Удивился настолько, что даже голос повысил, забыв о том, что некоторые вещи требуется обсуждать полушёпотом. Даже в собственном кабинете. Особенно – в собственном кабинете.
– Я хочу убить Махима, – не стал отрицать генерал. – Но меня не устраивает банальное покушение в поезде, потому что в нём легко обвинить нас.
– Абедалоф сказал, что доказательства вины ушерцев будут несокрушимыми.
– Оголтелые сторонники, которых у Махима полным-полно, не поверят никаким доказательствам. А «несокрушимых» не будет, потому что Арбедалочик собирается держать нас этим убийством в узде. Не сомневаюсь, что он сам запустит альтернативную версию покушения, чтобы сделать нас более послушными.
– Вот уж не ожидал, что ты параноик.
– Я, может, и параноик. – Селтих снял с плеча несуществующую пылинку. – Но Абедалоф – галанит. Доверять ему – верх идиотизма.
Кучирг качнул головой, безмолвно признавая правоту генерала, и тихо осведомился:
– Что предлагаешь?
– Нужно взорвать какой-нибудь мост, а с ним – поезд. В этом случае ни у кого не останется сомнений в том, что это ушерская акция: нам терять переправу нет никакого резона.
– Ты рехнулся? – Консул завопил ещё до того, как Селтих закончил. – Взорвать поезд? Убинурский скорый? Ты понимаешь, о чем говоришь?!
Но Ере остался спокоен:
– Повторяю: только в этом случае нас никто не заподозрит, у Арбедалочика не появится лишнего рычага влияния, а взбешённые ушерским зверством сторонники Махима сплотятся вокруг нас. Со всех сторон плюсы.
«А цена – один взорванный поезд. Сотни жизней. Сотни беззащитных гражданских».

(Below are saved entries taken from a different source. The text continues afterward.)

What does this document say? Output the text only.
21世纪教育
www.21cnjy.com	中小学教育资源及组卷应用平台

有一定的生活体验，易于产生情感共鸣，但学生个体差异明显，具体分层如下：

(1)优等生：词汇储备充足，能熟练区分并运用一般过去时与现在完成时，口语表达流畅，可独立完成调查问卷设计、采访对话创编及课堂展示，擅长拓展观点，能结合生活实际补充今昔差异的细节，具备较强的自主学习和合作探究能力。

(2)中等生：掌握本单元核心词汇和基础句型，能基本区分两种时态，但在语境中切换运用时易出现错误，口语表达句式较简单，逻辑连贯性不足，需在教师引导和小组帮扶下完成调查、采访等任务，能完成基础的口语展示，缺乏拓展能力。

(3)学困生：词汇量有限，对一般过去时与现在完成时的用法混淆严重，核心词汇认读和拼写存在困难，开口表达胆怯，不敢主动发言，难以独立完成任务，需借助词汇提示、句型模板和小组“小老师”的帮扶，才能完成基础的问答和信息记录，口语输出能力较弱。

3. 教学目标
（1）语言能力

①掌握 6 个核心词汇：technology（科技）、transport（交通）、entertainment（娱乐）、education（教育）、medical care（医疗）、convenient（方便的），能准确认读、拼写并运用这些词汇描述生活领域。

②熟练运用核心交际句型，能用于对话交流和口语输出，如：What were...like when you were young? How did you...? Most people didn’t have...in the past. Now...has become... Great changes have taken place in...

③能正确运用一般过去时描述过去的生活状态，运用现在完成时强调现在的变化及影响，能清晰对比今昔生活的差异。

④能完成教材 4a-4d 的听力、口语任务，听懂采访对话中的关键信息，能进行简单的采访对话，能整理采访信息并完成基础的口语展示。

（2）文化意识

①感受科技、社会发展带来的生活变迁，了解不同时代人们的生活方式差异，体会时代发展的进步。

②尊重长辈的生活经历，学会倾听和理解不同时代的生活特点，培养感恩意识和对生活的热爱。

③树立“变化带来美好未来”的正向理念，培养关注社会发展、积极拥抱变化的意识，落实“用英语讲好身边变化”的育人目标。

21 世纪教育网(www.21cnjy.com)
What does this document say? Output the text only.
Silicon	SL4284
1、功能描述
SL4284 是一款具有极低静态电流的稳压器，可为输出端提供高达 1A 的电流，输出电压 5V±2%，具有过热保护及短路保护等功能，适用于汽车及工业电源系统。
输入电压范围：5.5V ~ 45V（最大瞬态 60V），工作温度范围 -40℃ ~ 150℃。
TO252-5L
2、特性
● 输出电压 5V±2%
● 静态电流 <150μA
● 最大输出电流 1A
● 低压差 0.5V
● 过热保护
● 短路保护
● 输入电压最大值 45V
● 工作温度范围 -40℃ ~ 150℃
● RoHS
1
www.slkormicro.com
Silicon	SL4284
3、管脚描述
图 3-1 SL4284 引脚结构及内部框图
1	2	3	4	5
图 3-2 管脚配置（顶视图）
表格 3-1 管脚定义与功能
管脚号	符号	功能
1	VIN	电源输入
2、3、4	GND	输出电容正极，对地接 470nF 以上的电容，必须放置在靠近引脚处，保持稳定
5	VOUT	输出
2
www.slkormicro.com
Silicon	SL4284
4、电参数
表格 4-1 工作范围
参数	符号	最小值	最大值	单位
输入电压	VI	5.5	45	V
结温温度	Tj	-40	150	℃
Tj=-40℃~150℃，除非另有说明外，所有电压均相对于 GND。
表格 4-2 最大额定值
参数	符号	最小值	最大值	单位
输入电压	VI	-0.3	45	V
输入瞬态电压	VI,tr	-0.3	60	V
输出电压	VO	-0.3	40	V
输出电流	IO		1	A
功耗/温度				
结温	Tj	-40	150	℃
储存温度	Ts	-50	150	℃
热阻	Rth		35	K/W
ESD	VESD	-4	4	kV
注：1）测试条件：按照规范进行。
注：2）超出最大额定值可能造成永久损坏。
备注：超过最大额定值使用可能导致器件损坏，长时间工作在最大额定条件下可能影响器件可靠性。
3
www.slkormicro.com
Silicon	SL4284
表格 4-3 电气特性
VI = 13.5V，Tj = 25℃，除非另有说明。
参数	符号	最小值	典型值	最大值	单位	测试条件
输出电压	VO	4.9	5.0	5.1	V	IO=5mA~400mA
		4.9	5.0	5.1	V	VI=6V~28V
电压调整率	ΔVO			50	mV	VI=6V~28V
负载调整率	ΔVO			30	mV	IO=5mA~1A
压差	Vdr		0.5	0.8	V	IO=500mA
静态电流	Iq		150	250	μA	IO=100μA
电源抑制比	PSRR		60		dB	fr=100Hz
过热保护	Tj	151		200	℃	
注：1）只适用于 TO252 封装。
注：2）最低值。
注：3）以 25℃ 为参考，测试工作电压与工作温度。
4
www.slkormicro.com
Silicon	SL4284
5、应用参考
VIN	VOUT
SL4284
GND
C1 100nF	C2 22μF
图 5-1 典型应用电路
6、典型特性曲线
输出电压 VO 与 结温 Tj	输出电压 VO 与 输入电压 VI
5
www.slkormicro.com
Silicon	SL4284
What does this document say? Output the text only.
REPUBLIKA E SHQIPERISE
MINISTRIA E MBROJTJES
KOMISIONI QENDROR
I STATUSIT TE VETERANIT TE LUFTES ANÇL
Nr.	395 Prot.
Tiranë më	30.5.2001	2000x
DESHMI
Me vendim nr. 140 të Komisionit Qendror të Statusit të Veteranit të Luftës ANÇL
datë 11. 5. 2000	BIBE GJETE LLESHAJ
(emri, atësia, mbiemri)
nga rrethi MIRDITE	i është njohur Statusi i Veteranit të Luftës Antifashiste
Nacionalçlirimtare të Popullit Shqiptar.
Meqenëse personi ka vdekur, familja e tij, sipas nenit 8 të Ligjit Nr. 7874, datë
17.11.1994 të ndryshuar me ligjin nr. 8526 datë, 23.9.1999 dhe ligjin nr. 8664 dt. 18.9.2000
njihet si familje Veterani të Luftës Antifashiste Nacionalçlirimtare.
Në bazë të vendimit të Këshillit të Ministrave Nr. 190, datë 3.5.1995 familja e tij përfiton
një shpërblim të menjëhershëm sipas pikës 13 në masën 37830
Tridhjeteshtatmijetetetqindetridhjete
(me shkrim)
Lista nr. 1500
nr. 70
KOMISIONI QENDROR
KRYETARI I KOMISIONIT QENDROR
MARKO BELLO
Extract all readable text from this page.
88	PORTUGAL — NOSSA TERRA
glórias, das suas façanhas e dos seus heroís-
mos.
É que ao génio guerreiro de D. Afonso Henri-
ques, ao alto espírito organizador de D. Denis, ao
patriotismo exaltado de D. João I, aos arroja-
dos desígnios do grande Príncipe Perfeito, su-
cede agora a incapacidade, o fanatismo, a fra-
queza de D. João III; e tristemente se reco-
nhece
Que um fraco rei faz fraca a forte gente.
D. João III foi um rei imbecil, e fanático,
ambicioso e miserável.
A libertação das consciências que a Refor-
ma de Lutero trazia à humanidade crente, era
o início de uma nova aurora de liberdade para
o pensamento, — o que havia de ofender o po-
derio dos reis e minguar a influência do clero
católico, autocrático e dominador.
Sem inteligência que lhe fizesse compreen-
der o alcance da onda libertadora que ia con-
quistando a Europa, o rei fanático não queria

Осознать тяжесть этого преступления консул не мог. Не укладывалось у него в голове, что можно вот так легко и непринуждённо приговорить к смерти такое количество невинных людей. А в следующий миг Кучирг подумал, что это хорошо: не понимаешь, что натворил, – не терзаешься. А ещё лучше – не помнить, что натворил, забыть и спать спокойно.
Подумал и угрюмо спросил:
– Получится свалить на волосатиков?
– Да, – убеждённо ответил командующий.
– Кто будет исполнителем?
– Команда саперов с Менсалы, опытные ребята, которые учат нашу деревенщину пользоваться галанитским оружием. Они всё сделают без лишних вопросов.
– Без вопросов?
– Менсалийцам всё равно, кого убивать, – объяснил военный. – Получив деньги, они пустят под откос поезд, а завтра уже забудут об этом.
«Похоже, забыть – самый распространённый способ спать спокойно».
Однако использование ненадёжных менсалийцев вызывало у Кучирга определённые сомнения.
– Кто их уберёт?
– Ты растёшь на глазах, – с весёлым уважением произнёс Ере. – В Департаменте секретных исследований служить не доводилось?
– В последнее время я тесно общался с галанитами.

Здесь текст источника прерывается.